Ele pareceu pensativo.

— Seu pensamento era de fugir.

— Ah, sim, certo — eu disse. — Talvez eu vá fugir sem ela. — Olhei-o. —

Talvez vá fugir com ela.

— Esse seria o meu palpite — ele disse.

— Mas onde está ela?

— Não sei.

Acabamos de comer sem conversar. Eu estava com fome, mas a comida era pesada demais. Por algum motivo, me sentia cansado e mole. Minha fome me abandonou rapidamente.

Observei que Pablo também não comia.

— Acho que devíamos voltar para a cela—disse Pablo.

Concordei e ele fez sinal ao soldado para que nos levasse de volta. Quando chegamos, eu me estendi em meu catre e Pablo se sentou olhando para mim.

— Sua energia parece fraca — ele disse.

— E está — respondi. — Não sei qual é o problema.

— Está tentando absorver energia? — ele perguntou.

— Acho que não tenho tentado — respondi. — E a comida não ajuda.

— Mas você não precisa de muita comida, se estiver absorvendo tudo. — Rodou o braço à sua frente para enfatizar "tudo".

— Eu sei. É difícil para mim fazer fluir o amor numa situação como esta.

Ele me olhou com ironia.

— Mas não fazer isso é se prejudicar.

— Que quer dizer?

— Seu corpo vibra num determinado nível. Se você deixa sua energia baixar demais, o corpo sofre. Essa é a relação entre estresse e doença. É pelo amor que mantemos nossa vibração alta. Ele nos mantém saudáveis. Isso é que importa.

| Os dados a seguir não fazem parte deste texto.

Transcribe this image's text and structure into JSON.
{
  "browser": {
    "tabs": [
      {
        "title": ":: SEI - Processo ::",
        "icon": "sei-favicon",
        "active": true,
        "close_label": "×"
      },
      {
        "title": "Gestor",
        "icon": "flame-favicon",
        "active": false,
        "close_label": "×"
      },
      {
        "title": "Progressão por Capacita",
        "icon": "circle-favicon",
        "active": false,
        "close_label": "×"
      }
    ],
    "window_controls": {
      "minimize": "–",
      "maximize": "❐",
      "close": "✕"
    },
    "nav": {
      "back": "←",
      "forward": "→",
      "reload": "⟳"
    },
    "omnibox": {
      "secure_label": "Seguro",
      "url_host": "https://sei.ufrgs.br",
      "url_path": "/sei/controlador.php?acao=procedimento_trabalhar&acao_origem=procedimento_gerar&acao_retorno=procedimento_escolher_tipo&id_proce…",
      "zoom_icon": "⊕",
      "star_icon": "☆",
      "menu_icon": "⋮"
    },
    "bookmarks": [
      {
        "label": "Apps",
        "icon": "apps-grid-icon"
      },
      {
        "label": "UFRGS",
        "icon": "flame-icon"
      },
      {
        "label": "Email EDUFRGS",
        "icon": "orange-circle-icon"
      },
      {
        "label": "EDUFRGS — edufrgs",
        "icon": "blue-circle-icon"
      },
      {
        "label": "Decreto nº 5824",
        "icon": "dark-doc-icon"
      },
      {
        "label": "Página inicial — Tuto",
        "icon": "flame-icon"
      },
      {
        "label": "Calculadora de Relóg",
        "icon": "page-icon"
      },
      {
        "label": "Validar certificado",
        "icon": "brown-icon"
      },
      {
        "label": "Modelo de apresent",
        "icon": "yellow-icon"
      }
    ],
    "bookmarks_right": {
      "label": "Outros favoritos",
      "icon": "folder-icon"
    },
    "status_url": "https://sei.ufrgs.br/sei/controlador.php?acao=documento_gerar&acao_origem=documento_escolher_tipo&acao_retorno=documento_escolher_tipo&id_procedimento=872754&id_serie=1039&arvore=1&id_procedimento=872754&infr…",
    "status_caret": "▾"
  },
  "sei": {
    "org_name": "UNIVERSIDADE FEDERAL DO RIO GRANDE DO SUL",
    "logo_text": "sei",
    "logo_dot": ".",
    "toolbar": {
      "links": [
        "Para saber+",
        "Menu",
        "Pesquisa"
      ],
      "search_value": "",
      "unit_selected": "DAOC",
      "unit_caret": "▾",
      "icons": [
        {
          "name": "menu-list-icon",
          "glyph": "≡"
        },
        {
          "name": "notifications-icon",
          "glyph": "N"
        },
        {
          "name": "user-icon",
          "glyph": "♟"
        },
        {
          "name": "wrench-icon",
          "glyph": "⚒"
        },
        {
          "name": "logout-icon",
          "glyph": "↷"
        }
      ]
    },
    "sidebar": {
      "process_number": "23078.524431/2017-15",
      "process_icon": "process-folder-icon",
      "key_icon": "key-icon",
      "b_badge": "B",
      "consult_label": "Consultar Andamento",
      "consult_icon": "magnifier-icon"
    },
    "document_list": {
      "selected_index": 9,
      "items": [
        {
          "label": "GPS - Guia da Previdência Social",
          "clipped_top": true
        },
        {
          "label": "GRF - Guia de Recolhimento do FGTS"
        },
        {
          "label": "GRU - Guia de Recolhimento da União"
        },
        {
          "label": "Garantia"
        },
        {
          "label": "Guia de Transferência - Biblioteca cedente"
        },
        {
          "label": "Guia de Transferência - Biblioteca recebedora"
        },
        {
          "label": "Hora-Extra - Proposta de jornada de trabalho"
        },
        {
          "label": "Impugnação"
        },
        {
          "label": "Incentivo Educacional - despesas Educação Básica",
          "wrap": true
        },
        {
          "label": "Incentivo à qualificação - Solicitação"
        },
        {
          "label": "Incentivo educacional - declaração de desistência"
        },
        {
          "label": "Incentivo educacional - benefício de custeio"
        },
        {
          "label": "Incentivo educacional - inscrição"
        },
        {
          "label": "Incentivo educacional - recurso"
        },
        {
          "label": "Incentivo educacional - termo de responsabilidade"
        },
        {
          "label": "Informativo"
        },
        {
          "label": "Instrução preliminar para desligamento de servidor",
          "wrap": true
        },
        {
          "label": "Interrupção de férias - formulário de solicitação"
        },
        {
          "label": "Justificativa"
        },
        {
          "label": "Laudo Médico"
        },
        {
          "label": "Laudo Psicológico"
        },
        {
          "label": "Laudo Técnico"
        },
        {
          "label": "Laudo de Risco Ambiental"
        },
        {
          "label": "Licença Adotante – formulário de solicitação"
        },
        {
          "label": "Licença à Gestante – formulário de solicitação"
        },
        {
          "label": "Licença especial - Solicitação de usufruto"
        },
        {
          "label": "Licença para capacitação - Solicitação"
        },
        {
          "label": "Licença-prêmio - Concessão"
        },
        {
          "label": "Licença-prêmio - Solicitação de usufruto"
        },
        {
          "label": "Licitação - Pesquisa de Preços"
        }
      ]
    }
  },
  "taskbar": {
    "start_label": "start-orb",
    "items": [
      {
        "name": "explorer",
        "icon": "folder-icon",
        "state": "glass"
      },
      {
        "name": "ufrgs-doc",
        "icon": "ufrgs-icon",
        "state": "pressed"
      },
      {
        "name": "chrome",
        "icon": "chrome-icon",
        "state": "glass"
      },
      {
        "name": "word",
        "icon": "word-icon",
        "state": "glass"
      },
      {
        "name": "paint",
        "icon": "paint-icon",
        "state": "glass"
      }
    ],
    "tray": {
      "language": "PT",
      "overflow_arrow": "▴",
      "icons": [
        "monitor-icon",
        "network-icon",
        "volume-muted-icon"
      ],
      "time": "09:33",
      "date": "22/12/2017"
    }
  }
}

— Me dê alguns minutos — eu disse.

Usei o método que o padre Sanchez me ensinara. Senti-me melhor imediatamente. Os objetos à minha volta destacavam-se com presença. Fechei os olhos e me concentrei nessa sensação.

— Está bom — ele disse.

Abri os olhos e o vi dando um largo sorriso para mim. O rosto e o corpo ainda eram de garoto e imaturos, mas os olhos pareciam cheios de sabedoria.

— Estou vendo a energia entrando em você — ele disse.